Bahar Tanrıçası’nda hikayesini okuduğumuz Hades ve Lina’ya bu kitapta misafir karakterler olarak rastlayınca  çok sevindim. Aşk acısı çeken, ölümlü bir kadına hissettiği duygularla ne yapacağını bilemeyen Apollon’a destek olan, ona yol gösteren  arkadaşlar olarak yer alıyorlardı kitapta. Aşk hikayesini okuduğum karakterlerin “mutlu sondan” sonrasını hep merak etmişimdir. O yüzden bu türlü rastlaşmalar beni ziyadesiyle mutlu ediyor.   

Bu kitapta da gördüğüm kadarıyla, Hades ve Lina’nın mutlu birliktelikleri Apollon’u çok etkilemiş ve onun duygusal olarak olgunlaşmasına, Olympos sakinleri ya da güzel, ölümlü, eski dünya kadınlarıyla yaşadığı uçucu heyecanlar yerine, derinliği olan , benliğini dolduran bir aşk arayışına girmesine sebep olmuş.  Kitaptaki karakterlerin aşk hikayesine bu açıdan bakılınca, inandırıcılık kazanıyor. Yoksa uçarı Apollon’un modern dünyadaki bir kadına iki gün içinde aşık olup,  onu ruh ikizi bellemesine mana veremiyorsunuz.

Tanrıça serisinde şu ana kadar en sevdiğim, bitmesini hiç istemediğim, ama yine bir solukta, yutarcasına okuduğum kitap Bahar Tanrıçası.

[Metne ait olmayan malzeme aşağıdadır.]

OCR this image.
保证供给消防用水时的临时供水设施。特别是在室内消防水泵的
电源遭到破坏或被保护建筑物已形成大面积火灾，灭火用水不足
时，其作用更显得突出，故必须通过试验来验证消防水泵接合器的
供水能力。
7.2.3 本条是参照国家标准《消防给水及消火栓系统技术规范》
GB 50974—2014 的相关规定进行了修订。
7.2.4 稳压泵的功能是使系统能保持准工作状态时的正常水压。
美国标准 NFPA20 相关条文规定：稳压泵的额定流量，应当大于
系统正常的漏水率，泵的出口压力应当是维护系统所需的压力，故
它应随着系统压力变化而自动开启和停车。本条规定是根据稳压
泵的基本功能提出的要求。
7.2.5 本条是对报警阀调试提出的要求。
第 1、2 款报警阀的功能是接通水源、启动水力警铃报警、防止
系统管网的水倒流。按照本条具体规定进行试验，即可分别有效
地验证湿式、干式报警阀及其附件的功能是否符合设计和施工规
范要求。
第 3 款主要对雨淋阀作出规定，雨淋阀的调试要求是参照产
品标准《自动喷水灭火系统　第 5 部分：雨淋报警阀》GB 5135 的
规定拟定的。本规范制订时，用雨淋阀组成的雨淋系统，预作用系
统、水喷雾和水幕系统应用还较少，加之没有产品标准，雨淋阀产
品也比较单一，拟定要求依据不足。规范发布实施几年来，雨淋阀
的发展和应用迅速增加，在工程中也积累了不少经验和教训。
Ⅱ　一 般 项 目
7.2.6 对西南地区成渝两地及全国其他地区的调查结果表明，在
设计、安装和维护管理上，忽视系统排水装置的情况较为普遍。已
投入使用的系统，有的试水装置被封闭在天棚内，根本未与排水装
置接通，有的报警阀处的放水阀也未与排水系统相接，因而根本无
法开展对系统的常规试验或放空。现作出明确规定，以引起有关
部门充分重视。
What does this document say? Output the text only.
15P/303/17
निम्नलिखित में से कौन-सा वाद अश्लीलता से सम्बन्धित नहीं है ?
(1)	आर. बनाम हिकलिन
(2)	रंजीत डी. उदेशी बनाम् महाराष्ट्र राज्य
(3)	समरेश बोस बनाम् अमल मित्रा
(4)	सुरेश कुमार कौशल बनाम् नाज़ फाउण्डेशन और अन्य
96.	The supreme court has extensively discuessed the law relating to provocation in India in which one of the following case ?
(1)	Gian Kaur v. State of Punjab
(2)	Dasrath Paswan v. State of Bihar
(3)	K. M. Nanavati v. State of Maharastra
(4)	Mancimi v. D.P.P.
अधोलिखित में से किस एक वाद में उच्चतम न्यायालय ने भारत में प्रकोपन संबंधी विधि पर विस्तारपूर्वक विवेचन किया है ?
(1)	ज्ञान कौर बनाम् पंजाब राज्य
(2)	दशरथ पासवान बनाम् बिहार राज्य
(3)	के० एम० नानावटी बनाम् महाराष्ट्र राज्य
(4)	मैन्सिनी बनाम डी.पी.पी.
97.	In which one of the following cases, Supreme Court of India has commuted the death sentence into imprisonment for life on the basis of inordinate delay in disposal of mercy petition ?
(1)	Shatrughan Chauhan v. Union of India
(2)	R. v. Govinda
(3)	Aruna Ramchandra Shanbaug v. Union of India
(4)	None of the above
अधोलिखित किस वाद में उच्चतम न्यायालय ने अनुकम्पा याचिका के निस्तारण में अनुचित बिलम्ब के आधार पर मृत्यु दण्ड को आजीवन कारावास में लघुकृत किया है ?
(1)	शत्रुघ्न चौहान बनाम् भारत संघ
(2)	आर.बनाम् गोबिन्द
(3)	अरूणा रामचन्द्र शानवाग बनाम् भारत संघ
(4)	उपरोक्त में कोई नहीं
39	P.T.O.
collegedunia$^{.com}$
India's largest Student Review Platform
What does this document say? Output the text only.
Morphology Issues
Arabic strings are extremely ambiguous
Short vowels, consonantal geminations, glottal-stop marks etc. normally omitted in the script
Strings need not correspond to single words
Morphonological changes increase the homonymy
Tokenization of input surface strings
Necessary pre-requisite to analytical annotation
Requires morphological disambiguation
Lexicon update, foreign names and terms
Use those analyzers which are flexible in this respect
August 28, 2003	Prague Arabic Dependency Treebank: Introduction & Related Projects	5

Işık Tanrıçası da rahat okunuyor. Hikaye kolay ilerliyor. Demin de dediğim gibi Hades ve Lina ile karşılaşmak çok tatlı ama Bahar Tanrıçasının dimağımda bıraktığı lezzeti bırakmıyor. O yüzden bu kitaba 5 üzerinden 4 verebiliyorum ancak.